The paper explains that Dremel is, of course, a multi-user system, where many users can schedule queries at the same time. Dremel’s query dispatcher is responsible for coordinating the execution of these queries. This dispatcher has a notion of different levels of priority between queries, where higher priority queries are (probably) executed sooner than lower priority ones during times of high load.
To allow queries to execute in parallel, Dremel divides its capacity into
so-called slots. A slot is equal to one thread on a leaf server. For example,
a system with 3,000 leaf servers, each running 8 threads that could scan the
storage layer, has 3,000 x 8 = 24,000
available slots in total. Recall that a
table is itself partitioned into tablets. A single slot is assigned one or
more tablets that it alone can read from. If a tablet is split into 100K tablets, that means that each slot would be responsible for 5 tablets, of which it can read one at a time. If two queries need to access the same tablet, the slot would presumably be able to service only one of these queries and this is where a delay could occur for the second query.

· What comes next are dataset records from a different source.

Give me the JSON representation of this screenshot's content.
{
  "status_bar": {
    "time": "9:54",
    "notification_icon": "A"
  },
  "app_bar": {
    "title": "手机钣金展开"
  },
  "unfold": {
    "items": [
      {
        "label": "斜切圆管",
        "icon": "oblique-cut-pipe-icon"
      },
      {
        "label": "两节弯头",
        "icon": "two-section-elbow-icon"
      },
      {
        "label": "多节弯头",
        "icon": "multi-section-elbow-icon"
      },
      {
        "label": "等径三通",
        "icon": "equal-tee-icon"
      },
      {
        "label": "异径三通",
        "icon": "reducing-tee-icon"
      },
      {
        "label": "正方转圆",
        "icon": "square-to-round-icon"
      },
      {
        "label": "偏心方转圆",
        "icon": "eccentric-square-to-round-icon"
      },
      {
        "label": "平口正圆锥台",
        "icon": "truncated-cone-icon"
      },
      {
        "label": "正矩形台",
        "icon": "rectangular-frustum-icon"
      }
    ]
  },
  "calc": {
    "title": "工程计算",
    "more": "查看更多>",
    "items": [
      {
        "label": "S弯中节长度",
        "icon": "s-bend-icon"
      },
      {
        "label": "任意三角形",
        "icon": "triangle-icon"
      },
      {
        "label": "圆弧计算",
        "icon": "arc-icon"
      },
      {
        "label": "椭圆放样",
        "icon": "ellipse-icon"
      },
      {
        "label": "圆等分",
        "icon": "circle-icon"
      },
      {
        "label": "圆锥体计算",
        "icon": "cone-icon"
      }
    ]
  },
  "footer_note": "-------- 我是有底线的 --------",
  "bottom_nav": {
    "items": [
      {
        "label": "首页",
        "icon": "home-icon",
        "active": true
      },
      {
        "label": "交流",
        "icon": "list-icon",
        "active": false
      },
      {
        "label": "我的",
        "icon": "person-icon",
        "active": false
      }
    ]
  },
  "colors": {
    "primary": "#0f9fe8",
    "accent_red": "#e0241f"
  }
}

For fault tolerance, each tablet is two to three-way replicated, such that if a
slot cannot reach a tablet, it can contact at least one other source of that
same tablet data. On the topic of tablets: It is unclear to me whether a tablet
can contain multiple columns, but I simplistically think of them as fixed-size
splits of one column. For example, one tablet may contain 50MB worth of data for
the Name.Language.Code
field. The paper lists 100K-800K as typical examples
for the number of tablets for one table.
One very interesting mention in the paper is that the query dispatcher has a parameter that controls the percentage of tablets that must be read before a query is considered copmlete. It turns out that reducing this parameter from 100% to something slightly lower, like 98%, can result in “signficant” speedups to the overall execution.
Takeaways
Well, there it is: Dremel, a platform for “Interactive Analysis of Web-Scale Datasets”. What can we take away from it? I would say:
- Scan-based queries of read-only nested data can be executed at interactive speeds (<10s),
- Columnar storage can be applied to nested data just as it has been applied to relational data in DBMS,
- If trading speed against accuracy is acceptable, a query can be terminated much earlier and yet see most of the data.
Overall, I found the paper very well written and insightful on many fronts. I hope this article provided some further detail where more detail might have been necessary but was outside the scope of an academic paper. As such, query on!